The thiocholine technique for cholinesterase has been successfully adapted for the demonstration of enzyme distribution with the electron microscope. After fixation in buffered glutaraldehyde, thin slices of tissue were taken through a histochemical procedure designed to minimize diffusion artifacts and cytological damage; appropriate areas were dissected out, fixed with osmium tetroxide and embedded in Araldite. This technique has been used to study the distribution of enzyme in and around known cholinergic neurons in the rat. In diaphragm muscle the intense staining of the motor end plates is confined to the actual synaptic clefts. The distribution of cytoplasmic staining was similar in all three types of cholinergic neurons studied (ventral horn cells from the cervical cord, cells from the dorsal motor nucleus of the vagus, and cells from the hypoglossal nucleus). There was intense staining of the space contained within the individual bilaminar sheets of the rough endoplasmic reticulum and occasionally in areas of the nuclear envelope. Mitochondria, lysosomes, the smooth endoplasmic reticulum and most of the plasma membrane were unstained. In cholinergic nerve fibres staining was particularly intense at the axonal membrane and absent from the myelin sheath.
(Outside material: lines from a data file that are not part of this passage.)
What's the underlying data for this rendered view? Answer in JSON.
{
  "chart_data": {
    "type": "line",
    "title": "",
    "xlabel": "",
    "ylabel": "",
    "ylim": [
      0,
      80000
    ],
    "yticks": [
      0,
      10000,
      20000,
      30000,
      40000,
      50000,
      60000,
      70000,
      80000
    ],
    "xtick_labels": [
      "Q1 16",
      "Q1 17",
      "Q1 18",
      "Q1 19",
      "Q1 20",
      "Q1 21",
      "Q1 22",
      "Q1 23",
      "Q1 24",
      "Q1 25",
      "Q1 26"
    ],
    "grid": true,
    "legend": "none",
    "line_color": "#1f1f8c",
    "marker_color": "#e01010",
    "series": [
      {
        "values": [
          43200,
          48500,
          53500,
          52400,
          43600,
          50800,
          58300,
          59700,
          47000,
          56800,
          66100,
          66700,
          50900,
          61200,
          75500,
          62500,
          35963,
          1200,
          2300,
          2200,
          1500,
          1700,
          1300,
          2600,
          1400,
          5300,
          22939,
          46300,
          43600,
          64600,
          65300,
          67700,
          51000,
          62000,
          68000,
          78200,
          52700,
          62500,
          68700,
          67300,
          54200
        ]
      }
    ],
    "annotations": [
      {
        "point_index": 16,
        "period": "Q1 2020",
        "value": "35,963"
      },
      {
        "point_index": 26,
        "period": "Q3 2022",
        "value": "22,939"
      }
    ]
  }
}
In several regions of the brain known to receive an afferent cholinergic innervation many of the identifiable synaptic areas were heavily stained. Staining here was usually present round most of the presynaptic process, spreading over part of the postsynaptic process and often penetrating into the actual synaptic space. The mitochondria, microvesicles and the general cytoplasm of the synaptic processes were all unstained. In some areas, such as the hippocampus, there was intense membrane staining of fine cholinergic neuropil. The enzyme specificity of the technique is not in doubt and evidence is adduced for the view that diffusion artifacts are small. The close correlation between the electron-microscopic results and evidence from physiological and biochemical investigations is discussed.